Hands Like Houses release album

Photo courtesy of iTunes.com

Photo courtesy of iTunes.com

Meredith Cheatwood

Australian band Hands Like Houses releases their third studio album, a 12-track compilation entitled Dissonants, at the end of this month, Feb. 26.

The overall work conveys existentialist themes through alternative rock guitar riffs, passionate vocals and consistently intense drum work.

The themes include human-societal relationships, especially those concerning sameness and conformity.

As insinuated by straightforward, simple and literal the production title, this work emphasizes a dire need for variance and boundary-breaking, provoking the listener to predict an album that pursues a more or less discordant instrumentation.

Contrary to whatever expectations the title may elicit, I actually feel that the album maintains a basically cohesive sound, which certainly functions as a unifying element.

In particular moments, however, this homogeneity becomes somewhat worn-out and hinders the album’s overall energy as opposed to heightening its harmony. There are a number of songs which, when placed in immediate succession of one another, maintain a structure that becomes predictable enough that it begins to meld into gray noise — an ironic observation when considering the conceptual motivation of the track “Colourblind.”
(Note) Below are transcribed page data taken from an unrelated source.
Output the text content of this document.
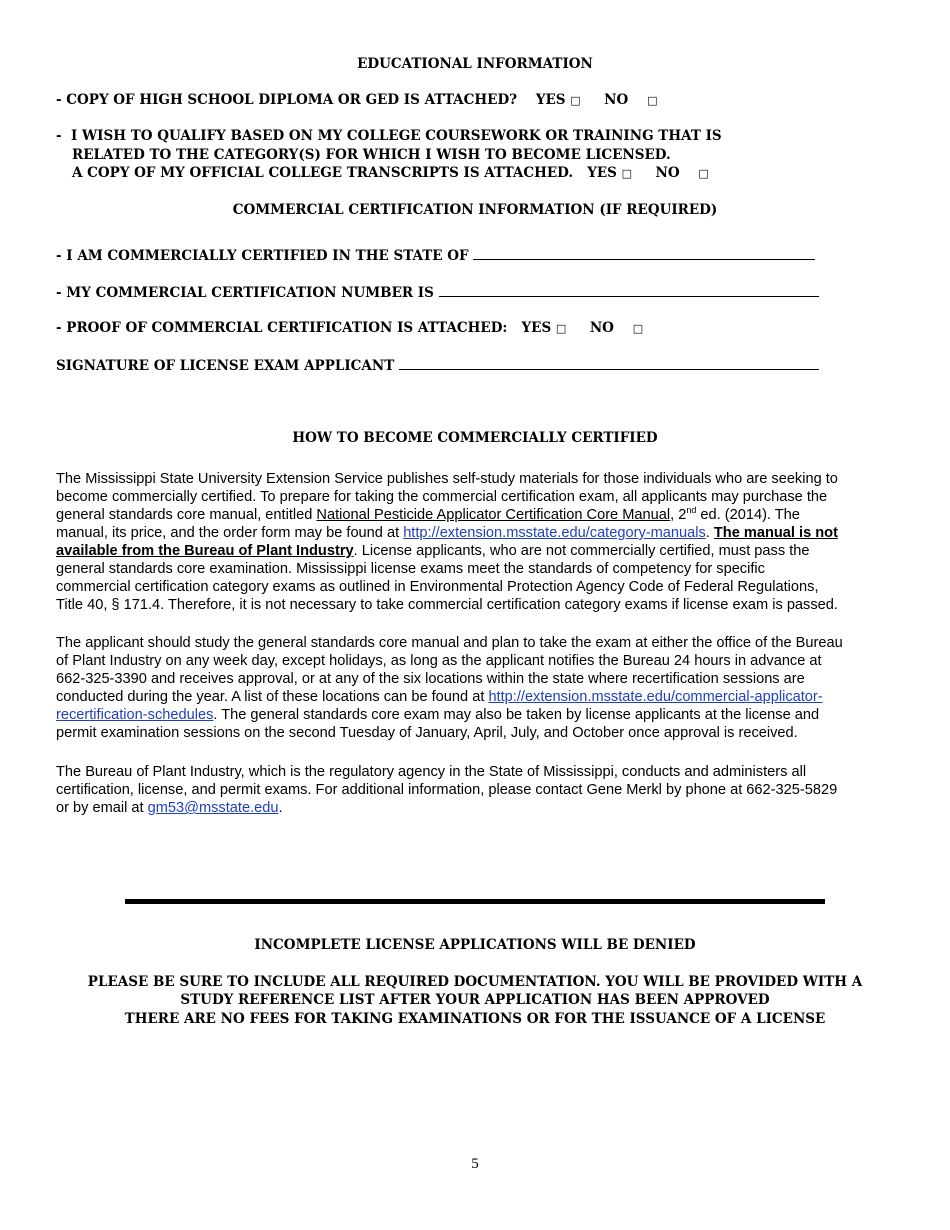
EDUCATIONAL INFORMATION
- COPY OF HIGH SCHOOL DIPLOMA OR GED IS ATTACHED? YES □ NO □
-  I WISH TO QUALIFY BASED ON MY COLLEGE COURSEWORK OR TRAINING THAT IS
RELATED TO THE CATEGORY(S) FOR WHICH I WISH TO BECOME LICENSED.
A COPY OF MY OFFICIAL COLLEGE TRANSCRIPTS IS ATTACHED. YES □ NO □
COMMERCIAL CERTIFICATION INFORMATION (IF REQUIRED)
- I AM COMMERCIALLY CERTIFIED IN THE STATE OF
- MY COMMERCIAL CERTIFICATION NUMBER IS
- PROOF OF COMMERCIAL CERTIFICATION IS ATTACHED: YES □ NO □
SIGNATURE OF LICENSE EXAM APPLICANT
HOW TO BECOME COMMERCIALLY CERTIFIED
The Mississippi State University Extension Service publishes self-study materials for those individuals who are seeking to
become commercially certified. To prepare for taking the commercial certification exam, all applicants may purchase the
general standards core manual, entitled National Pesticide Applicator Certification Core Manual, 2nd ed. (2014). The
manual, its price, and the order form may be found at http://extension.msstate.edu/category-manuals. The manual is not
available from the Bureau of Plant Industry. License applicants, who are not commercially certified, must pass the
general standards core examination. Mississippi license exams meet the standards of competency for specific
commercial certification category exams as outlined in Environmental Protection Agency Code of Federal Regulations,
Title 40, § 171.4. Therefore, it is not necessary to take commercial certification category exams if license exam is passed.
The applicant should study the general standards core manual and plan to take the exam at either the office of the Bureau
of Plant Industry on any week day, except holidays, as long as the applicant notifies the Bureau 24 hours in advance at
662-325-3390 and receives approval, or at any of the six locations within the state where recertification sessions are
conducted during the year. A list of these locations can be found at http://extension.msstate.edu/commercial-applicator-
recertification-schedules. The general standards core exam may also be taken by license applicants at the license and
permit examination sessions on the second Tuesday of January, April, July, and October once approval is received.
The Bureau of Plant Industry, which is the regulatory agency in the State of Mississippi, conducts and administers all
certification, license, and permit exams. For additional information, please contact Gene Merkl by phone at 662-325-5829
or by email at gm53@msstate.edu.
INCOMPLETE LICENSE APPLICATIONS WILL BE DENIED
PLEASE BE SURE TO INCLUDE ALL REQUIRED DOCUMENTATION. YOU WILL BE PROVIDED WITH A
STUDY REFERENCE LIST AFTER YOUR APPLICATION HAS BEEN APPROVED
THERE ARE NO FEES FOR TAKING EXAMINATIONS OR FOR THE ISSUANCE OF A LICENSE
5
In considering the band’s overall campaign to protest the maddening and continuous worldly process of difference being reduced to sameness,  I feel that the genre-established institution of how an alternative rock song “should” be structured could additionally be challenged.

Some songs did this more successfully. For example, the intro to “Degrees of Separation” struck me as a quite necessary breath of fresh air, and “Momentary” feels divergent enough that it could have even come from a separate production entirely.

Inserting an instrumental intro or outro could have been really strong for this album as well.

And if I were to make a playlist using these tracks, I would definitely pair them with such. In terms of the strongest songs, I would select “I Am,” “Colourblind” (music video released), “Momentary.” “Division Symbols” is arguably the strongest overall, not only in title and lyricism but instrumentation, as well.

The overall style which reminds me of groups like From Indian Lakes, Anberlin and Caspian is constructed mainly as a communication between tight, fast-paced drumlines and metallic-sounding electric guitar with clean vocals from frontman Trenton Woodley. This album is a strong representation of modern experimental or alternative rock and further develops within the genre an idea of music functioning as a method of liberating the hyper-humanized individual in its context of a homogenous, indifferent universe.

When listened to in solitude, Dissonants has an immediate effect of invoking introspection and intense self-awareness.

Given its internal push-and-pull struggle externalized by explosive, expressive instrumentals, the overall work would be a great companion as music-to-walk-to in between classes and to and from the dorm.